Я думаю, никто не может смотреть на мрамор, в котором греческий гений высек фигуру своей души, не чувствуя опасения, что вещи собираются прыгнуть и полететь; что в одно мгновение на тебя могут напасть герои с копьями в руках, змеи, которые обовьются вокруг тебя; что тебя могут растоптать лошади, которые могут топтать и бежать; что тебя могут поразить эти боги, в которых так же мало идеи камня, как в стрекозе, на мгновение замершей на краю лепестка, качаемого ветром. Я думаю, никто не может смотреть на них, не осознавая сразу, что эти фигуры вышли из кипения жизни; они кажутся поднимающимися пузырями, готовыми взлететь в воздух, но под ними поднимаются другие пузыри, и другие, и другие — этому не будет конца. Когда ваши глаза на одной группе, вы чувствуете, что позади вас, возможно, фигура встает на цыпочки, чтобы схватить дротики воздуха и метнуть их вам на голову; нужно постоянно кружиться, чтобы встретить чудо, которое, кажется, вот-вот свершится — прыгающий камень! И это несмотря на то, что почти каждая из них лишена части той славы, которую старый грек вложил в нее так давно; даже сломанные обрубки рук и ног живут. И доминирующая идея — это Деятельность, и красота и сила ее. Изменение, быстрое, вечно кружащееся Изменение! Создание вещей и отбрасывание их прочь, как дети отбрасывают свои игрушки, не интересуясь тем, чтобы они сохранились, лишь бы они сами осознавали непрерывную деятельность. Полные творческой силы, что за беда, если творение погибло. Так было бесконечное шествие меняющихся форм в их школах, их философиях, их драмах, их поэмах, пока, наконец, оно не износилось до смерти. И чудо ушло из мира. Но все же их мрамор живет, чтобы показать, какие мысли доминировали ими.

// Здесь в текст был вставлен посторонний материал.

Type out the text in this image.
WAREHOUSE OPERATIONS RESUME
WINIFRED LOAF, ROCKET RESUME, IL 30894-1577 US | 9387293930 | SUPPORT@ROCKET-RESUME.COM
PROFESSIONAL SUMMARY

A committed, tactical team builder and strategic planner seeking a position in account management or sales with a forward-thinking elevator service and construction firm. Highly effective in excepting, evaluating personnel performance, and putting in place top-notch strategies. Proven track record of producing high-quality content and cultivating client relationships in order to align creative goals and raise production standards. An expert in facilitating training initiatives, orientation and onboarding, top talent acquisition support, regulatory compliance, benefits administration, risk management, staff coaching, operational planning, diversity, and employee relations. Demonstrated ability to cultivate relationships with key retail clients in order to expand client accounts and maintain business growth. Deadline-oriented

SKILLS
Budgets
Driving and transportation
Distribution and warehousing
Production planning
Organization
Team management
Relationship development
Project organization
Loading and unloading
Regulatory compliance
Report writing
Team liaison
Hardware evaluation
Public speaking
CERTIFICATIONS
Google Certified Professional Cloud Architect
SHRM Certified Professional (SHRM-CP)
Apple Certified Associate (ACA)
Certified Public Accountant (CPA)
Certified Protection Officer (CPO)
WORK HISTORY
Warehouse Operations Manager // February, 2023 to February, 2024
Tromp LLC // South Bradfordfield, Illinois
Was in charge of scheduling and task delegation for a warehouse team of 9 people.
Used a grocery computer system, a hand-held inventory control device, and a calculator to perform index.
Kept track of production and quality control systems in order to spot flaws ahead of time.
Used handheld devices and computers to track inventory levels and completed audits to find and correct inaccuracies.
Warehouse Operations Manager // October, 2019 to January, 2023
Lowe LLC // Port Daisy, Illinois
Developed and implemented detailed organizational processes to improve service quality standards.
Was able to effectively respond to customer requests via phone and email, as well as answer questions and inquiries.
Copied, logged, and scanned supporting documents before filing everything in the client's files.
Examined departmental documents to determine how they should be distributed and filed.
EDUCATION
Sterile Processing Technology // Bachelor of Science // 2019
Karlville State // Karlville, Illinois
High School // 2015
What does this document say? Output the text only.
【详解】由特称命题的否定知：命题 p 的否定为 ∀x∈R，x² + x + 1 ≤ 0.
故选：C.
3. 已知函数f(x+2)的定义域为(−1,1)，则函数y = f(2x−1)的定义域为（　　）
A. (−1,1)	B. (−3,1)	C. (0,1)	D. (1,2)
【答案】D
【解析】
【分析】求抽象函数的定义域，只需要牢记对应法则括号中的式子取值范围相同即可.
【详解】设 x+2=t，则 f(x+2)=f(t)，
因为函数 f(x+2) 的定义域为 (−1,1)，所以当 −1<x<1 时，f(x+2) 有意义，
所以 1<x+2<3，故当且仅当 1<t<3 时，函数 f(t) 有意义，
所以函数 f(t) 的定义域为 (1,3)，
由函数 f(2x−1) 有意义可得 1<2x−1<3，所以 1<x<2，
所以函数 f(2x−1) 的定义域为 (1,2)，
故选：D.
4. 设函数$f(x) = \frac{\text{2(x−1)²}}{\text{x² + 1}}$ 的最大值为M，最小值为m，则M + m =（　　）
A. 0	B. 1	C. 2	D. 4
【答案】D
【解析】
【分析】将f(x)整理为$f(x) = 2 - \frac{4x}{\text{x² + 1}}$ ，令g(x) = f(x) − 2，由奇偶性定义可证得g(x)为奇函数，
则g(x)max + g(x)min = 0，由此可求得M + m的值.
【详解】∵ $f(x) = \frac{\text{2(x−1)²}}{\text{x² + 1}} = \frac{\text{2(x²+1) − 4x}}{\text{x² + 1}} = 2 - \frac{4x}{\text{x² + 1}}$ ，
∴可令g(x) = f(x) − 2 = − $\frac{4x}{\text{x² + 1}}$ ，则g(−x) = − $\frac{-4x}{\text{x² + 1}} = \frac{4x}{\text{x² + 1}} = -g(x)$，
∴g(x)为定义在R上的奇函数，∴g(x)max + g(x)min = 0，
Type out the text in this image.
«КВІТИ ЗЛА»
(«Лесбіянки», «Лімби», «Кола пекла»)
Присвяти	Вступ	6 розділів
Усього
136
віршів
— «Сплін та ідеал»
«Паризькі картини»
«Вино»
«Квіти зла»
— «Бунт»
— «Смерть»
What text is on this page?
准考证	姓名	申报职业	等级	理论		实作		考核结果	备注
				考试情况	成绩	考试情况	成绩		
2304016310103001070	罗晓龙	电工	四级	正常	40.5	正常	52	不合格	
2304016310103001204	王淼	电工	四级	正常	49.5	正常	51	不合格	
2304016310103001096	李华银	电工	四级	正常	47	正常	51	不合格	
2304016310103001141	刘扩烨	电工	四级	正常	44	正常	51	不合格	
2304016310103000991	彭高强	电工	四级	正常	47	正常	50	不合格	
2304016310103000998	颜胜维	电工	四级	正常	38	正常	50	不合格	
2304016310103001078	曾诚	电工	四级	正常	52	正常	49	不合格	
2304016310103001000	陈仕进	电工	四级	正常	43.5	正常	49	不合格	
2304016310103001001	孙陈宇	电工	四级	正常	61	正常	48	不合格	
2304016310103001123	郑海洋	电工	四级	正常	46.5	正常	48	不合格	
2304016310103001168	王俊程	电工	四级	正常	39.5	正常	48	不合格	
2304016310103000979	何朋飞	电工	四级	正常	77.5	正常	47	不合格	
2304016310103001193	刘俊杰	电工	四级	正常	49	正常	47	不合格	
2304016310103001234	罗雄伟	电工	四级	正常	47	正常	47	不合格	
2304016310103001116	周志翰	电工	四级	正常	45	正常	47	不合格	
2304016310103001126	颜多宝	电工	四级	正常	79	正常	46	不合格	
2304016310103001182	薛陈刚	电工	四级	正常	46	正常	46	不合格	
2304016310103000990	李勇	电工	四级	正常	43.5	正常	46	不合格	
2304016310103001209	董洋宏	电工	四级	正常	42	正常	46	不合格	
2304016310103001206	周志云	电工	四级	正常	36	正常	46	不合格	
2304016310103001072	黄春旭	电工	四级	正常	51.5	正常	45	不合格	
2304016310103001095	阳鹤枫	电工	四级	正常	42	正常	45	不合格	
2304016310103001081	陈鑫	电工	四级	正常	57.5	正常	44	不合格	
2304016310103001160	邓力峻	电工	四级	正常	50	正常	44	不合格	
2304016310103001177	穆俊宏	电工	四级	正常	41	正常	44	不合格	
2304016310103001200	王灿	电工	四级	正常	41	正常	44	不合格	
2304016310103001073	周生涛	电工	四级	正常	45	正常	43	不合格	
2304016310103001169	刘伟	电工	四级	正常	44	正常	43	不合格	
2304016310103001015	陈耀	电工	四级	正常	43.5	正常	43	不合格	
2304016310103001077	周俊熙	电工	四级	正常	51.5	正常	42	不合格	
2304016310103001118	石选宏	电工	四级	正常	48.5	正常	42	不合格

И если мы хотим знать, какая главная мысль управляла жизнями людей, когда средневековый период успел созреть, нужно только в наши дни забрести в какую-нибудь причудливую, отдаленную английскую деревню, где сильная старая церковь с башней все еще стоит посреди маленьких соломенных коттеджей, как наседка, окруженная своими цыплятами. Повсюду возвеличивание Бога и принижение Человека: церковь так возвышается, дом так мал. Поиск духа, долговечной вещи (не жалкая долговечность гранита, который с веками крошится, а вечное), вечного — и презрение к телу, которое погибает, проявляющееся в нарочитой нечистоплотности, в умерщвлении плоти, как если бы дух должен был выплюнуть свое презрение на него.
Такова была доминирующая идея того средневековья, которое слишком сильно проклинается модернистами. Ибо люди, которые строили замки и соборы, были людьми могучих дел, хотя они не создавали книг, и хотя их души расправляли искалеченные крылья из-за самих их попыток взлететь слишком высоко. Дух добровольного подчинения для выполнения великой работы, который провозглашал стремление общей души — это был дух, вложенный в камни собора; и это не подлежит полному осуждению.
В бодрствующем сне, когда теневые формы мировых идей плавают перед видением, видишь Душу Средневековья как плохо искаженную, полубесформенную вещь, с крыльями дракона и большим, темным, напряженным лицом, устремленным к солнцу слепыми глазами.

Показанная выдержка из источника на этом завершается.